What is unchanging and true? I don’t know. But I’m beginning to think that life is all about the connections we create – the relationships we make with people great and small. We have been given so much. What did we do with it? Were we merciful? Were we kind? Did we love enough? Money and power will mean nothing at the last breath. The only thing that’ll count was how we treated one another. That keeps me awake at night. Perhaps it should. As I shift in my car seat I wonder if that’ll be the path to my salvation, the way I will teach Natalie about life.

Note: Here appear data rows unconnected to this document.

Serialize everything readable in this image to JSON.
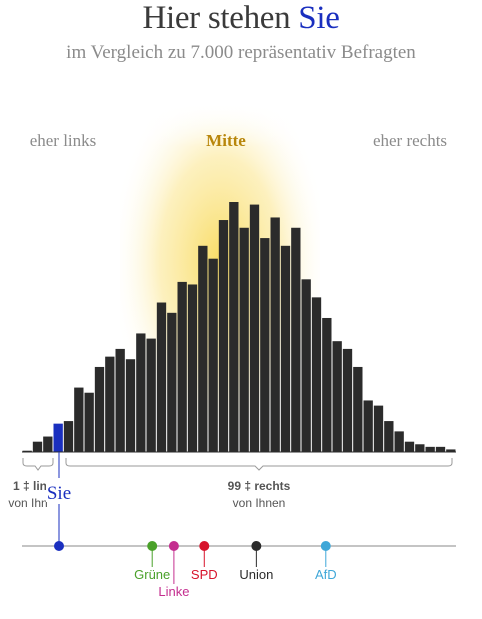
{
  "header": {
    "title_prefix": "Hier stehen ",
    "title_you": "Sie",
    "subtitle": "im Vergleich zu 7.000 repräsentativ Befragten"
  },
  "labels": {
    "left": "eher links",
    "center": "Mitte",
    "right": "eher rechts",
    "you_marker": "Sie",
    "left_share_line1": "1 ‡ lin",
    "left_share_line2": "von Ihn",
    "right_share_line1": "99 ‡ rechts",
    "right_share_line2": "von Ihnen"
  },
  "colors": {
    "bar": "#2b2b2b",
    "you": "#1a2fbf",
    "glow": "#f7d64a",
    "center_label": "#b8860b"
  },
  "chart_data": {
    "type": "bar",
    "title": "Hier stehen Sie",
    "subtitle": "im Vergleich zu 7.000 repräsentativ Befragten",
    "xlabel": "",
    "ylabel": "",
    "highlight_index": 3,
    "values": [
      0.5,
      4,
      6,
      11,
      12,
      25,
      23,
      33,
      37,
      40,
      36,
      46,
      44,
      58,
      54,
      66,
      65,
      80,
      75,
      90,
      97,
      87,
      96,
      83,
      91,
      80,
      87,
      67,
      60,
      52,
      43,
      40,
      33,
      20,
      18,
      12,
      8,
      4,
      3,
      2,
      2,
      1
    ],
    "parties": [
      {
        "name": "Grüne",
        "position": 0.3,
        "color": "#4aa12a"
      },
      {
        "name": "Linke",
        "position": 0.35,
        "color": "#c42e8f"
      },
      {
        "name": "SPD",
        "position": 0.42,
        "color": "#d7132c"
      },
      {
        "name": "Union",
        "position": 0.54,
        "color": "#2b2b2b"
      },
      {
        "name": "AfD",
        "position": 0.7,
        "color": "#3fa7d8"
      }
    ],
    "you_position": 0.08,
    "share_left_percent": 1,
    "share_right_percent": 99
  }
}
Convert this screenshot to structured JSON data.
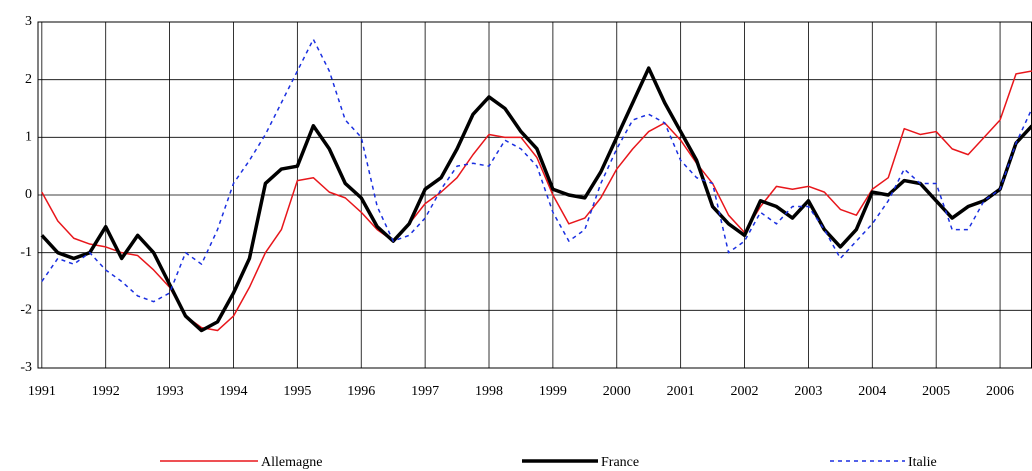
{
  "chart_data": {
    "type": "line",
    "x": [
      1991,
      1991.25,
      1991.5,
      1991.75,
      1992,
      1992.25,
      1992.5,
      1992.75,
      1993,
      1993.25,
      1993.5,
      1993.75,
      1994,
      1994.25,
      1994.5,
      1994.75,
      1995,
      1995.25,
      1995.5,
      1995.75,
      1996,
      1996.25,
      1996.5,
      1996.75,
      1997,
      1997.25,
      1997.5,
      1997.75,
      1998,
      1998.25,
      1998.5,
      1998.75,
      1999,
      1999.25,
      1999.5,
      1999.75,
      2000,
      2000.25,
      2000.5,
      2000.75,
      2001,
      2001.25,
      2001.5,
      2001.75,
      2002,
      2002.25,
      2002.5,
      2002.75,
      2003,
      2003.25,
      2003.5,
      2003.75,
      2004,
      2004.25,
      2004.5,
      2004.75,
      2005,
      2005.25,
      2005.5,
      2005.75,
      2006,
      2006.25,
      2006.5
    ],
    "series": [
      {
        "name": "Allemagne",
        "color": "#e8161b",
        "line_style": "solid",
        "line_width": 1.5,
        "values": [
          0.05,
          -0.45,
          -0.75,
          -0.85,
          -0.9,
          -1.0,
          -1.05,
          -1.3,
          -1.6,
          -2.1,
          -2.3,
          -2.35,
          -2.1,
          -1.6,
          -1.0,
          -0.6,
          0.25,
          0.3,
          0.05,
          -0.05,
          -0.3,
          -0.6,
          -0.8,
          -0.5,
          -0.15,
          0.05,
          0.3,
          0.7,
          1.05,
          1.0,
          1.0,
          0.65,
          0.0,
          -0.5,
          -0.4,
          -0.05,
          0.45,
          0.8,
          1.1,
          1.25,
          0.95,
          0.55,
          0.2,
          -0.35,
          -0.65,
          -0.2,
          0.15,
          0.1,
          0.15,
          0.05,
          -0.25,
          -0.35,
          0.1,
          0.3,
          1.15,
          1.05,
          1.1,
          0.8,
          0.7,
          1.0,
          1.3,
          2.1,
          2.15
        ]
      },
      {
        "name": "France",
        "color": "#000000",
        "line_style": "solid",
        "line_width": 3.5,
        "values": [
          -0.7,
          -1.0,
          -1.1,
          -1.0,
          -0.55,
          -1.1,
          -0.7,
          -1.0,
          -1.55,
          -2.1,
          -2.35,
          -2.2,
          -1.7,
          -1.1,
          0.2,
          0.45,
          0.5,
          1.2,
          0.8,
          0.2,
          -0.05,
          -0.55,
          -0.8,
          -0.5,
          0.1,
          0.3,
          0.8,
          1.4,
          1.7,
          1.5,
          1.1,
          0.8,
          0.1,
          0.0,
          -0.05,
          0.4,
          1.0,
          1.6,
          2.2,
          1.6,
          1.1,
          0.6,
          -0.2,
          -0.5,
          -0.7,
          -0.1,
          -0.2,
          -0.4,
          -0.1,
          -0.6,
          -0.9,
          -0.6,
          0.05,
          0.0,
          0.25,
          0.2,
          -0.1,
          -0.4,
          -0.2,
          -0.1,
          0.1,
          0.9,
          1.2
        ]
      },
      {
        "name": "Italie",
        "color": "#1a2fe0",
        "line_style": "dashed",
        "line_width": 1.5,
        "values": [
          -1.5,
          -1.1,
          -1.2,
          -1.0,
          -1.3,
          -1.5,
          -1.75,
          -1.85,
          -1.7,
          -1.0,
          -1.2,
          -0.6,
          0.2,
          0.6,
          1.05,
          1.6,
          2.15,
          2.7,
          2.15,
          1.3,
          1.0,
          -0.2,
          -0.8,
          -0.7,
          -0.4,
          0.1,
          0.5,
          0.55,
          0.5,
          0.95,
          0.8,
          0.5,
          -0.3,
          -0.8,
          -0.6,
          0.2,
          0.8,
          1.3,
          1.4,
          1.25,
          0.6,
          0.3,
          0.2,
          -1.0,
          -0.8,
          -0.3,
          -0.5,
          -0.2,
          -0.2,
          -0.6,
          -1.1,
          -0.8,
          -0.5,
          -0.1,
          0.45,
          0.2,
          0.2,
          -0.6,
          -0.6,
          -0.1,
          0.1,
          0.9,
          1.5
        ]
      }
    ],
    "xlim": [
      1990.94,
      2006.5
    ],
    "xticks": [
      1991,
      1992,
      1993,
      1994,
      1995,
      1996,
      1997,
      1998,
      1999,
      2000,
      2001,
      2002,
      2003,
      2004,
      2005,
      2006
    ],
    "ylim": [
      -3,
      3
    ],
    "yticks": [
      -3,
      -2,
      -1,
      0,
      1,
      2,
      3
    ],
    "grid": true,
    "legend": "bottom"
  }
}
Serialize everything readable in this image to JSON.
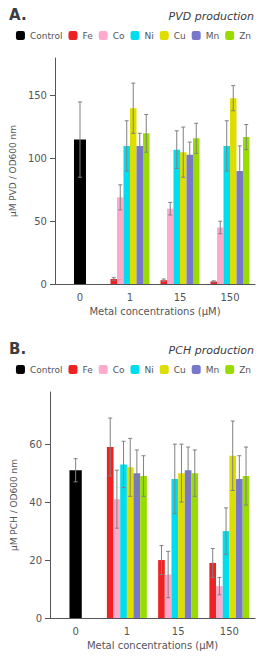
{
  "chart_data": [
    {
      "type": "bar",
      "title": "PVD production",
      "annotations": [
        "A."
      ],
      "xlabel": "Metal concentrations (μM)",
      "ylabel": "μM PVD / OD600 nm",
      "categories": [
        "0",
        "1",
        "15",
        "150"
      ],
      "series": [
        {
          "name": "Control",
          "color": "#000000",
          "values": [
            115,
            null,
            null,
            null
          ],
          "errors": [
            30,
            null,
            null,
            null
          ]
        },
        {
          "name": "Fe",
          "color": "#ee2222",
          "values": [
            null,
            4,
            3,
            2
          ],
          "errors": [
            null,
            1,
            1,
            0.5
          ]
        },
        {
          "name": "Co",
          "color": "#ffaacc",
          "values": [
            null,
            69,
            60,
            45
          ],
          "errors": [
            null,
            10,
            5,
            5
          ]
        },
        {
          "name": "Ni",
          "color": "#00ddee",
          "values": [
            null,
            110,
            107,
            110
          ],
          "errors": [
            null,
            20,
            15,
            20
          ]
        },
        {
          "name": "Cu",
          "color": "#dddd00",
          "values": [
            null,
            140,
            105,
            148
          ],
          "errors": [
            null,
            20,
            20,
            10
          ]
        },
        {
          "name": "Mn",
          "color": "#7777cc",
          "values": [
            null,
            110,
            103,
            90
          ],
          "errors": [
            null,
            10,
            10,
            20
          ]
        },
        {
          "name": "Zn",
          "color": "#99dd00",
          "values": [
            null,
            120,
            116,
            117
          ],
          "errors": [
            null,
            15,
            12,
            10
          ]
        }
      ],
      "ylim": [
        0,
        180
      ],
      "yticks": [
        0,
        50,
        100,
        150
      ],
      "grid": false,
      "legend": "top"
    },
    {
      "type": "bar",
      "title": "PCH production",
      "annotations": [
        "B."
      ],
      "xlabel": "Metal concentrations (μM)",
      "ylabel": "μM PCH / OD600 nm",
      "categories": [
        "0",
        "1",
        "15",
        "150"
      ],
      "series": [
        {
          "name": "Control",
          "color": "#000000",
          "values": [
            51,
            null,
            null,
            null
          ],
          "errors": [
            4,
            null,
            null,
            null
          ]
        },
        {
          "name": "Fe",
          "color": "#ee2222",
          "values": [
            null,
            59,
            20,
            19
          ],
          "errors": [
            null,
            10,
            5,
            5
          ]
        },
        {
          "name": "Co",
          "color": "#ffaacc",
          "values": [
            null,
            41,
            15,
            11
          ],
          "errors": [
            null,
            10,
            8,
            3
          ]
        },
        {
          "name": "Ni",
          "color": "#00ddee",
          "values": [
            null,
            53,
            48,
            30
          ],
          "errors": [
            null,
            8,
            12,
            8
          ]
        },
        {
          "name": "Cu",
          "color": "#dddd00",
          "values": [
            null,
            52,
            50,
            56
          ],
          "errors": [
            null,
            10,
            10,
            12
          ]
        },
        {
          "name": "Mn",
          "color": "#7777cc",
          "values": [
            null,
            50,
            51,
            48
          ],
          "errors": [
            null,
            8,
            8,
            8
          ]
        },
        {
          "name": "Zn",
          "color": "#99dd00",
          "values": [
            null,
            49,
            50,
            49
          ],
          "errors": [
            null,
            7,
            8,
            10
          ]
        }
      ],
      "ylim": [
        0,
        78
      ],
      "yticks": [
        0,
        20,
        40,
        60
      ],
      "grid": false,
      "legend": "top"
    }
  ]
}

When I got to the school I brought Natalie to the playground. As soon as she saw her schoolmates playing on the jungle gym she said, “Bye Daddy,” and took off without looking back. That burned a bit but I guess that’s the way of things.
Leaning on the fence I felt every inch of my forty-eight years. As I watched my daughter cavort on the playground the old words came rushing back.
Each minute bursts in the burning room,
The great globe reels in the solar fire,
Spinning the trivial and unique away.
(How all things flash! How all things flare!)
What am I now that I was then?
Nay memory restore again and again
The smallest color of the smallest day:
Time is the school in which we learn,
Time is the fire in which we burn.
Thinking of Natalie, I went back to my small day and continued to burn.